New Method for Engineering Marine Compounds Shows Promise for Drug Development
Portland, Ore.—OHSU Professor Margo G. Haygood, Ph.D., as a member of a team of researchers led by University of Utah medicinal chemist Eric W. Schmidt, Ph.D., has assisted in the development of a new approach using genetic pathways in cyanobacterial symbionts of marine ascidians to engineer the production of a new cyclic peptide. Their research has important implications for the generation of new pharmaceuticals for cancer and other diseases using the rich genetic resources found in marine bacteria.
Cyanobacteria, one of the largest and most important groups of bacteria on earth, are found in various forms in every conceivable habitat where light is present. For their study, published on November 5 in Nature Chemical Biology online, the researchers collected 46 marine ascidians--commonly known as sea squirts--from Palau and Papua New Guinea in the tropical Pacific. The ascidians contained a particular symbiotic species of cyanobacteria called Prochloron didemni, each strain of which produces slightly different patellamides--cyclic peptides of seven or eight amino acids--that accumulate in the tissues of sea squirts and may help them to defend against predators.
Many of these chemicals have anticancer properties, but harvesting them in quantities for large-scale testing and production is impractical. Instead, researchers have traditionally synthesized such natural compounds in the lab using labor-intensive, time-consuming techniques. More recently, investigators have begun to use genes to make small molecules within laboratory strains of bacteria. This method is quite difficult, however, given the complexity of most genetic pathways and the lack of understanding about the relationship between changes in genes and differences in resulting synthesized compounds.
In their study, the Utah-led researchers used the relatively simple genetic structure of the patellamides to generate new peptides. Their previous research had focused on one particular pathway, alterations in which they hypothesized was the origin of the diverse library of peptides found in marine ascidians. Haygood's group contributed data showing that the many symbiotic cyanobacteria strains are very closely related. Therefore, the patellamide genes are evolving unusually rapidly, suggesting they may be readily engineered to make new compounds. Encouraged by these findings, the researchers engineered a new cyclic peptide: eptidemnamide.
"The beauty of this approach," says Haygood, "is its simplicity. It's quite clear what one needs to do in order to effect a change in the resulting compound."

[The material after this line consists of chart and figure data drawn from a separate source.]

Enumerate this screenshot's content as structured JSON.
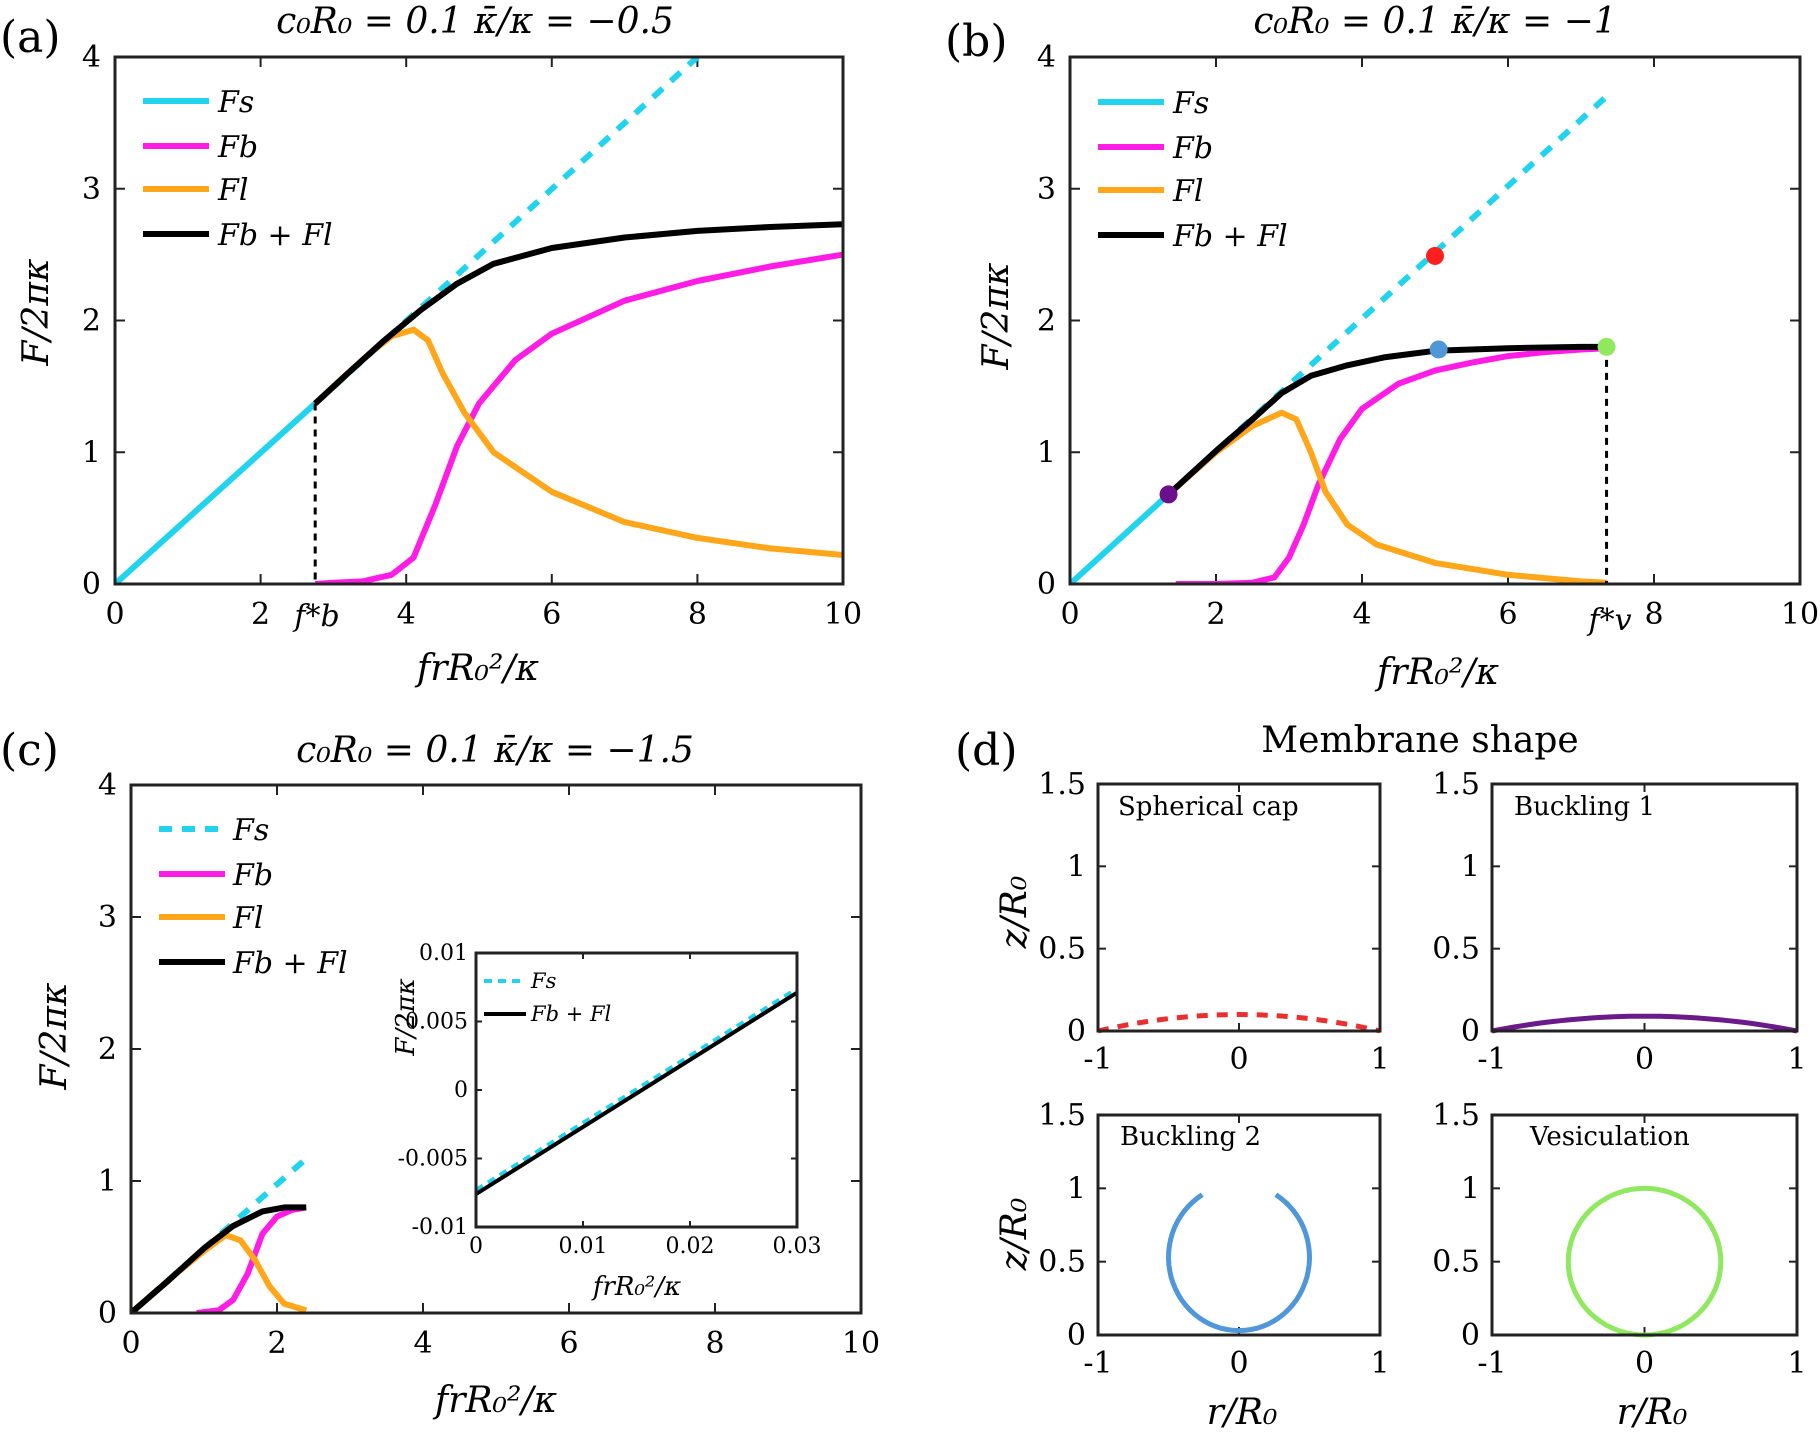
{
  "panels": {
    "a": {
      "label": "(a)",
      "title": "c₀R₀ = 0.1  κ̄/κ = −0.5",
      "marker": "f*b"
    },
    "b": {
      "label": "(b)",
      "title": "c₀R₀ = 0.1  κ̄/κ = −1",
      "marker": "f*v"
    },
    "c": {
      "label": "(c)",
      "title": "c₀R₀ = 0.1  κ̄/κ = −1.5"
    },
    "d": {
      "label": "(d)",
      "title": "Membrane shape"
    }
  },
  "axes": {
    "ylabel": "F/2πκ",
    "xlabel": "frR₀²/κ",
    "shape_ylabel": "z/R₀",
    "shape_xlabel": "r/R₀"
  },
  "legend": {
    "fs": "Fs",
    "fb": "Fb",
    "fl": "Fl",
    "fbfl": "Fb + Fl"
  },
  "colors": {
    "Fs": "#22d3ee",
    "Fb": "#ff1de5",
    "Fl": "#ffa61a",
    "Fb+Fl": "#000000"
  },
  "chart_data": [
    {
      "id": "a",
      "type": "line",
      "xlim": [
        0,
        10
      ],
      "ylim": [
        0,
        4
      ],
      "xticks": [
        0,
        2,
        4,
        6,
        8,
        10
      ],
      "yticks": [
        0,
        1,
        2,
        3,
        4
      ],
      "fb_star": 2.75,
      "legend_position": "top-left",
      "series": [
        {
          "name": "Fs",
          "style": "solid",
          "x": [
            0,
            2.75
          ],
          "y": [
            0,
            1.37
          ]
        },
        {
          "name": "Fs",
          "style": "dashed",
          "x": [
            2.75,
            8.0
          ],
          "y": [
            1.37,
            4.0
          ]
        },
        {
          "name": "Fb",
          "x": [
            2.75,
            3.0,
            3.4,
            3.8,
            4.1,
            4.4,
            4.7,
            5.0,
            5.5,
            6.0,
            7.0,
            8.0,
            9.0,
            10.0
          ],
          "y": [
            0.0,
            0.01,
            0.02,
            0.07,
            0.2,
            0.6,
            1.05,
            1.37,
            1.7,
            1.9,
            2.15,
            2.3,
            2.41,
            2.5
          ]
        },
        {
          "name": "Fl",
          "x": [
            2.75,
            3.0,
            3.5,
            3.8,
            4.1,
            4.3,
            4.5,
            4.8,
            5.2,
            6.0,
            7.0,
            8.0,
            9.0,
            10.0
          ],
          "y": [
            1.37,
            1.5,
            1.75,
            1.88,
            1.93,
            1.85,
            1.6,
            1.3,
            1.0,
            0.7,
            0.47,
            0.35,
            0.27,
            0.22
          ]
        },
        {
          "name": "Fb + Fl",
          "x": [
            2.75,
            3.2,
            3.7,
            4.2,
            4.7,
            5.2,
            6.0,
            7.0,
            8.0,
            9.0,
            10.0
          ],
          "y": [
            1.37,
            1.6,
            1.85,
            2.08,
            2.28,
            2.43,
            2.55,
            2.63,
            2.68,
            2.71,
            2.73
          ]
        }
      ]
    },
    {
      "id": "b",
      "type": "line",
      "xlim": [
        0,
        10
      ],
      "ylim": [
        0,
        4
      ],
      "xticks": [
        0,
        2,
        4,
        6,
        8,
        10
      ],
      "yticks": [
        0,
        1,
        2,
        3,
        4
      ],
      "fv_star": 7.35,
      "legend_position": "top-left",
      "series": [
        {
          "name": "Fs",
          "style": "solid",
          "x": [
            0,
            1.35
          ],
          "y": [
            0,
            0.68
          ]
        },
        {
          "name": "Fs",
          "style": "dashed",
          "x": [
            1.35,
            7.35
          ],
          "y": [
            0.68,
            3.7
          ]
        },
        {
          "name": "Fb",
          "x": [
            1.45,
            2.0,
            2.5,
            2.8,
            3.0,
            3.2,
            3.4,
            3.7,
            4.0,
            4.5,
            5.0,
            5.5,
            6.0,
            6.5,
            7.0,
            7.35
          ],
          "y": [
            0.0,
            0.0,
            0.01,
            0.05,
            0.2,
            0.45,
            0.75,
            1.1,
            1.33,
            1.52,
            1.62,
            1.68,
            1.73,
            1.76,
            1.78,
            1.79
          ]
        },
        {
          "name": "Fl",
          "x": [
            1.35,
            2.0,
            2.5,
            2.9,
            3.1,
            3.3,
            3.5,
            3.8,
            4.2,
            5.0,
            6.0,
            7.0,
            7.35
          ],
          "y": [
            0.68,
            1.0,
            1.2,
            1.3,
            1.25,
            1.0,
            0.7,
            0.45,
            0.3,
            0.16,
            0.07,
            0.02,
            0.01
          ]
        },
        {
          "name": "Fb + Fl",
          "x": [
            1.35,
            2.0,
            2.5,
            2.9,
            3.3,
            3.8,
            4.3,
            5.0,
            6.0,
            7.0,
            7.35
          ],
          "y": [
            0.68,
            1.01,
            1.25,
            1.45,
            1.58,
            1.66,
            1.72,
            1.77,
            1.79,
            1.8,
            1.8
          ]
        }
      ],
      "points": [
        {
          "x": 1.35,
          "y": 0.68,
          "color": "#6b0f8c"
        },
        {
          "x": 5.0,
          "y": 2.49,
          "color": "#ff1f1f"
        },
        {
          "x": 5.05,
          "y": 1.78,
          "color": "#4f97d8"
        },
        {
          "x": 7.35,
          "y": 1.8,
          "color": "#8fe860"
        }
      ]
    },
    {
      "id": "c",
      "type": "line",
      "xlim": [
        0,
        10
      ],
      "ylim": [
        0,
        4
      ],
      "xticks": [
        0,
        2,
        4,
        6,
        8,
        10
      ],
      "yticks": [
        0,
        1,
        2,
        3,
        4
      ],
      "legend_position": "top-left",
      "series": [
        {
          "name": "Fs",
          "style": "dashed",
          "x": [
            0,
            2.4
          ],
          "y": [
            0,
            1.17
          ]
        },
        {
          "name": "Fb",
          "x": [
            0.9,
            1.2,
            1.4,
            1.6,
            1.8,
            2.0,
            2.2,
            2.4
          ],
          "y": [
            0.0,
            0.02,
            0.1,
            0.3,
            0.6,
            0.73,
            0.78,
            0.8
          ]
        },
        {
          "name": "Fl",
          "x": [
            0,
            0.6,
            1.0,
            1.3,
            1.5,
            1.7,
            1.9,
            2.1,
            2.4
          ],
          "y": [
            0,
            0.29,
            0.47,
            0.59,
            0.55,
            0.4,
            0.2,
            0.07,
            0.02
          ]
        },
        {
          "name": "Fb + Fl",
          "x": [
            0,
            0.5,
            1.0,
            1.4,
            1.8,
            2.1,
            2.4
          ],
          "y": [
            0,
            0.24,
            0.49,
            0.66,
            0.77,
            0.8,
            0.8
          ]
        }
      ]
    },
    {
      "id": "c-inset",
      "type": "line",
      "xlim": [
        0,
        0.03
      ],
      "ylim": [
        -0.01,
        0.01
      ],
      "xticks": [
        0,
        0.01,
        0.02,
        0.03
      ],
      "yticks": [
        -0.01,
        -0.005,
        0,
        0.005,
        0.01
      ],
      "xtick_labels": [
        "0",
        "0.01",
        "0.02",
        "0.03"
      ],
      "ytick_labels": [
        "-0.01",
        "-0.005",
        "0",
        "0.005",
        "0.01"
      ],
      "legend_position": "top-left",
      "series": [
        {
          "name": "Fs",
          "style": "dashed",
          "x": [
            0,
            0.03
          ],
          "y": [
            -0.0073,
            0.0074
          ]
        },
        {
          "name": "Fb + Fl",
          "x": [
            0,
            0.03
          ],
          "y": [
            -0.0076,
            0.0071
          ]
        }
      ]
    }
  ],
  "shapes": [
    {
      "label": "Spherical cap",
      "style": "dashed",
      "color": "#e83030",
      "type": "cap",
      "height": 0.1
    },
    {
      "label": "Buckling 1",
      "style": "solid",
      "color": "#6b1a8a",
      "type": "cap",
      "height": 0.09
    },
    {
      "label": "Buckling 2",
      "style": "solid",
      "color": "#4f97d8",
      "type": "omega"
    },
    {
      "label": "Vesiculation",
      "style": "solid",
      "color": "#8fe860",
      "type": "circle"
    }
  ],
  "shape_axes": {
    "xlim": [
      -1,
      1
    ],
    "ylim": [
      0,
      1.5
    ],
    "xticks": [
      -1,
      0,
      1
    ],
    "yticks": [
      0,
      0.5,
      1,
      1.5
    ],
    "ytick_labels": [
      "0",
      "0.5",
      "1",
      "1.5"
    ]
  }
}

The ability to use this new method in the laboratory opens myriad possibilities for developing drugs to fight cancer, HIV, and other diseases, according to Eric W. Schmidt, Ph.D., assistant professor of medicinal chemistry at the University of Utah College of Pharmacy and senior author on the study.
"The promise of genes is that you can access the tremendous natural diversity of the worlds organisms to find new natural compounds for human health," Schmidt said. "You can also use genetic engineering to modify these compounds and invent new drugs to target human diseases."

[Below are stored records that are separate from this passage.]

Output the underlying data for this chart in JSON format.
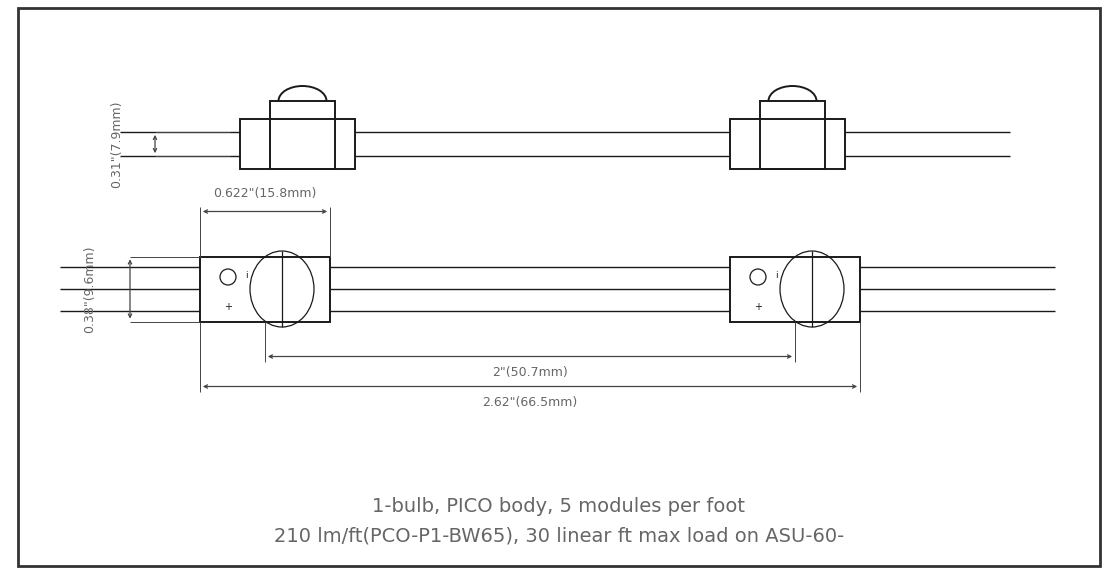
{
  "bg_color": "#ffffff",
  "line_color": "#1a1a1a",
  "dim_color": "#444444",
  "text_color": "#666666",
  "lw_main": 1.4,
  "lw_thin": 0.9,
  "lw_wire": 1.0,
  "title_line1": "1-bulb, PICO body, 5 modules per foot",
  "title_line2": "210 lm/ft(PCO-P1-BW65), 30 linear ft max load on ASU-60-",
  "dim_031": "0.31\"(7.9mm)",
  "dim_038": "0.38\"(9.6mm)",
  "dim_622": "0.622\"(15.8mm)",
  "dim_2": "2\"(50.7mm)",
  "dim_262": "2.62\"(66.5mm)"
}
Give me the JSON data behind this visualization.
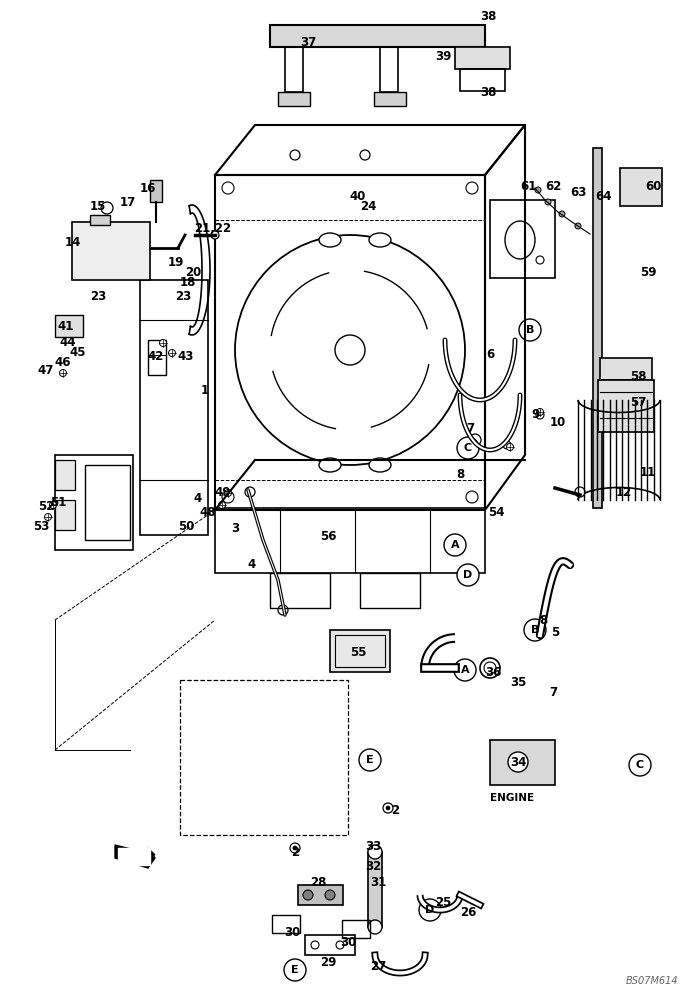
{
  "background_color": "#ffffff",
  "watermark": "BS07M614",
  "line_color": "#000000",
  "label_fontsize": 8.5,
  "part_positions": [
    [
      "1",
      205,
      390
    ],
    [
      "2",
      395,
      810
    ],
    [
      "2",
      295,
      852
    ],
    [
      "3",
      235,
      528
    ],
    [
      "4",
      252,
      565
    ],
    [
      "4",
      198,
      498
    ],
    [
      "5",
      555,
      632
    ],
    [
      "6",
      490,
      355
    ],
    [
      "7",
      470,
      428
    ],
    [
      "7",
      553,
      692
    ],
    [
      "8",
      460,
      475
    ],
    [
      "8",
      543,
      620
    ],
    [
      "9",
      535,
      415
    ],
    [
      "10",
      558,
      422
    ],
    [
      "11",
      648,
      472
    ],
    [
      "12",
      624,
      492
    ],
    [
      "14",
      73,
      242
    ],
    [
      "15",
      98,
      207
    ],
    [
      "16",
      148,
      188
    ],
    [
      "17",
      128,
      202
    ],
    [
      "18",
      188,
      282
    ],
    [
      "19",
      176,
      262
    ],
    [
      "20",
      193,
      272
    ],
    [
      "21,22",
      213,
      228
    ],
    [
      "23",
      183,
      297
    ],
    [
      "23",
      98,
      297
    ],
    [
      "24",
      368,
      207
    ],
    [
      "25",
      443,
      902
    ],
    [
      "26",
      468,
      912
    ],
    [
      "27",
      378,
      967
    ],
    [
      "28",
      318,
      882
    ],
    [
      "29",
      328,
      962
    ],
    [
      "30",
      292,
      932
    ],
    [
      "30",
      348,
      942
    ],
    [
      "31",
      378,
      882
    ],
    [
      "32",
      373,
      867
    ],
    [
      "33",
      373,
      847
    ],
    [
      "34",
      518,
      762
    ],
    [
      "35",
      518,
      682
    ],
    [
      "36",
      493,
      672
    ],
    [
      "37",
      308,
      42
    ],
    [
      "38",
      488,
      17
    ],
    [
      "38",
      488,
      92
    ],
    [
      "39",
      443,
      57
    ],
    [
      "40",
      358,
      197
    ],
    [
      "41",
      66,
      327
    ],
    [
      "42",
      156,
      357
    ],
    [
      "43",
      186,
      357
    ],
    [
      "44",
      68,
      342
    ],
    [
      "45",
      78,
      352
    ],
    [
      "46",
      63,
      362
    ],
    [
      "47",
      46,
      370
    ],
    [
      "48",
      208,
      512
    ],
    [
      "49",
      223,
      492
    ],
    [
      "50",
      186,
      527
    ],
    [
      "51",
      58,
      502
    ],
    [
      "52",
      46,
      507
    ],
    [
      "53",
      41,
      527
    ],
    [
      "54",
      496,
      512
    ],
    [
      "55",
      358,
      652
    ],
    [
      "56",
      328,
      537
    ],
    [
      "57",
      638,
      402
    ],
    [
      "58",
      638,
      377
    ],
    [
      "59",
      648,
      272
    ],
    [
      "60",
      653,
      187
    ],
    [
      "61",
      528,
      187
    ],
    [
      "62",
      553,
      187
    ],
    [
      "63",
      578,
      192
    ],
    [
      "64",
      603,
      197
    ]
  ],
  "circled_letters": [
    [
      "A",
      455,
      545
    ],
    [
      "A",
      465,
      670
    ],
    [
      "B",
      530,
      330
    ],
    [
      "B",
      535,
      630
    ],
    [
      "C",
      468,
      448
    ],
    [
      "C",
      640,
      765
    ],
    [
      "D",
      468,
      575
    ],
    [
      "D",
      430,
      910
    ],
    [
      "E",
      370,
      760
    ],
    [
      "E",
      295,
      970
    ]
  ]
}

Now that they've proved the concept by showing compounds can be synthesized from DNA, the researchers want to figure out how to produce greater quantities of compounds for testing and drug development. E. coli is a good producer of compounds, but yields are not yet practical.
Haygood notes that there are several possible future directions for the work, including examining new patellamides and continuing to diversify the manipulations of pathways to see how much the structure can be varied while still producing patellamides.
One student of Dr. Haygood's, now graduated, participated in the research published in Nature Chemical Biology; another is currently looking at other classes of compounds found in these ascidians.
Collaborators on the study besides Drs. Schmidt and Haygood include: Sebastian Sudek, from the Scripps Institution of Oceanography at the University of California, San Diego; M.J. Rosovitz and Jacques Ravel, both of the The Institute for Genomic Research, Rockville, Md.; Mohamed S. Donia and Brian J. Hathaway, both of the Department of Medicinal Chemistry, University of Utah College of Pharmacy.